Sein Schrei ließ jedoch Yin Fu und Xie Jie aus dem zweiten Stock herunterkommen, die die angespannte Atmosphäre im Wohnzimmer bemerkten.
„Was ist los?“, fragte Yin Fu mit höflicher Stimme, da er fest davon überzeugt war, dass seine Schwiegereltern keine Ahnung hatten, was in seinem Kopf und den anderen vor sich ging. Deshalb spielte er weiterhin den verständnisvollen Schwiegersohn.
Wen Gui sah Yin Fu an, schüttelte dann den Kopf und entschuldigte sich, sodass Mo Yan mit ihren Töchtern und Schwiegersöhnen allein blieb.
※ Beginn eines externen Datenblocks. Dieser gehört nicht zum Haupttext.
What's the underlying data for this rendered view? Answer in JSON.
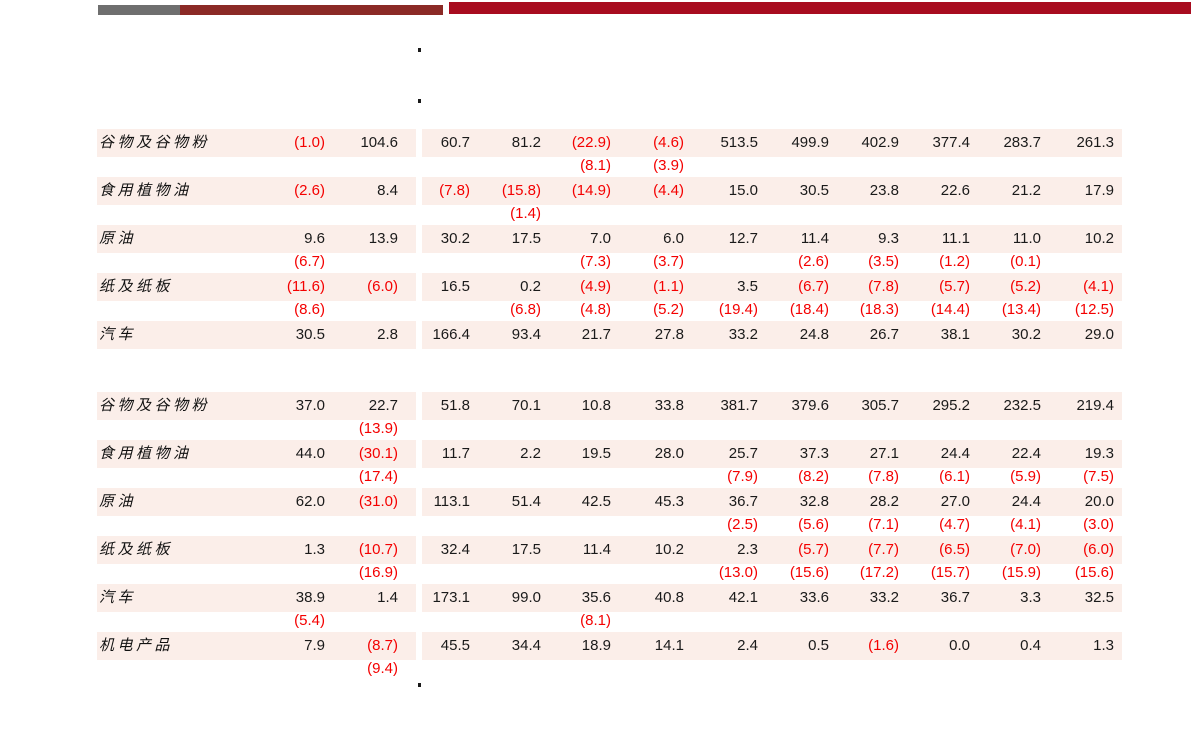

Da seine Frau diejenige war, die so tun wollte, als wäre sie blind, sollte sie auch diejenige sein, die sich mit dieser Situation abfinden musste.
Yin Fu wusste nicht, dass Wen Gui ihn verdächtigte, sondern dachte, sein Schwiegervater mochte ihn einfach nicht, wie alle Schwiegerväter.